1持続可能な地域社会の構築やグローカリスト育成のための
特徴的な科目を配したカリキュラムの編成

環境共生的で活力ある公共・企業経営、安定した経済運営により、地域の人々が福祉の充実のもとで安心・安全・健康に生活できるような「持続可能な社会」の構築に向けて、特に学ばなければならない科目を配置しています。

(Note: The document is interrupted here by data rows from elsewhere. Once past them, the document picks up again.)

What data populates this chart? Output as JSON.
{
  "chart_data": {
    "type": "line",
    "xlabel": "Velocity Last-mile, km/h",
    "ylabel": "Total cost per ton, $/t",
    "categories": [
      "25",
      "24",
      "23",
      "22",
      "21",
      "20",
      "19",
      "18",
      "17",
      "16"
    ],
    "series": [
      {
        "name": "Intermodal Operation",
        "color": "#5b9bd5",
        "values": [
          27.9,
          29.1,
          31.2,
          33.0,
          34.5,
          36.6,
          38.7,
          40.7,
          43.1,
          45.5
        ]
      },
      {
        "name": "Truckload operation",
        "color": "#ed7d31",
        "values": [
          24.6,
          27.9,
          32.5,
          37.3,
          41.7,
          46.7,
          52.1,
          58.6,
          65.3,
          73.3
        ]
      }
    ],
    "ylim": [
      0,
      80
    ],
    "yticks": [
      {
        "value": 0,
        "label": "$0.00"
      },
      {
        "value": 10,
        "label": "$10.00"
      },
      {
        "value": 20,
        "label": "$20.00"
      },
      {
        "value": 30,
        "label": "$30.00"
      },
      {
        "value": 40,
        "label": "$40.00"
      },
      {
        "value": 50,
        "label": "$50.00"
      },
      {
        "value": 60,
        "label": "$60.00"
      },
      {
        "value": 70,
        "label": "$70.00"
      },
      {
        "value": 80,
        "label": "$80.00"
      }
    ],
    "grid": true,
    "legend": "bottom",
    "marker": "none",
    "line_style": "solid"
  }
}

1地域社会を支え、地域の再生・創生等に貢献できる“人財”
またそのキーパーソン養成のためのカリキュラムの編成

地域社会を支え、地域の再生・創生等に貢献できる“人財”、またその推進役(キーパーソン)として活躍できる“人財”を養成するために、地域の現場で地域の人々との協働を通じて地域の課題解決を図る、実践的学修を中心としたカリキュラムを編成しています。本学の特徴的な「フィールド研究重視の実践的教育システム」、「地域協働型教育研究」を全学年で展開し、4年次の卒業研究につなげます。

1専門領域別に、より高度な知識習得、
学修成果の向上を図るカリキュラムの編成

地域経営学科
公共経営、企業経営、交流観光に関する「推奨科目」を設けて専門知識と地域現場の課題を理解するとともに、営利・非営利のあらゆる事業体や持続可能な地域社会に関する実践対応力を高めます。
医療福祉経営学科
地域医療福祉に関わる診療情報管理士をめざす科目を重点的に配置するとともに、医学、栄養学などの基礎知識、地域医療機関等の経営に資する知識を広く学び実践的対応力を高めます。
両学科のカリキュラム内外に資格取得授業の充実を図り、資格取得の支援を行い、実務能力の向上にもつなげます。

学びの特色

特色1 大学を挙げて、
地域課題に取り組む
「地域協働型教育研究」

地域が抱える問題に向き合い、大学の資源を活用し、課題の解決に挑戦する、研究・教育・人財育成を進めます。

特色2 優れた人財の
人格形成の基礎となる、
教養教育の充実

地域と世界に通用する人財の人格形成のための教養教育を、専門教育の土台とします。

特色3 情報学部との連携による
文理連携型の学び

地域課題への理解を深めるため、情報学部との
共通科目※の配置や、演習科目での連携を図ります。
※全学共通科目群の科目
人工知能概論、観光情報学、経営情報システム論、情報リテラシー、データサイエンス入門など

特色4 各学科の学びに加え、
資格取得支援体制を充実

両学科共通で資格取得に向けてさまざまなサポートを行い、資格取得を支援します。

学びの流れ

体験型から学びを深め、専門的な課題解決型へと、4年間を通じた体系的・計画的な実践教育を行います。

  • 1年次:教養・体験型 学びを体験する
  • 体験学修と教養学修を組み合わせて、フィールドワークの基礎的知識を学修する。
  • 2年次:教養・参加型 学びを広げる
  • 各自の関心に沿った教養教育、フィールドワークの基礎理論と分析手法の修得、地域活動体験を通じ、課題の発見、分析、解決手法を実践的に学ぶ。
  • 3年次:課題解決型 学びを深める
  • 演習等の学修グループ単位で特定の組織・団体等の課題を対象とするPBL※(課題解決型学習)や地域協働型実践学修で学ぶ。※ PBL:project-based learning
  • 4年次:課題解決型 学びをまとめる
  • グループ単位で一定のまとめを行うとともに、卒業研究を個別にまとめる。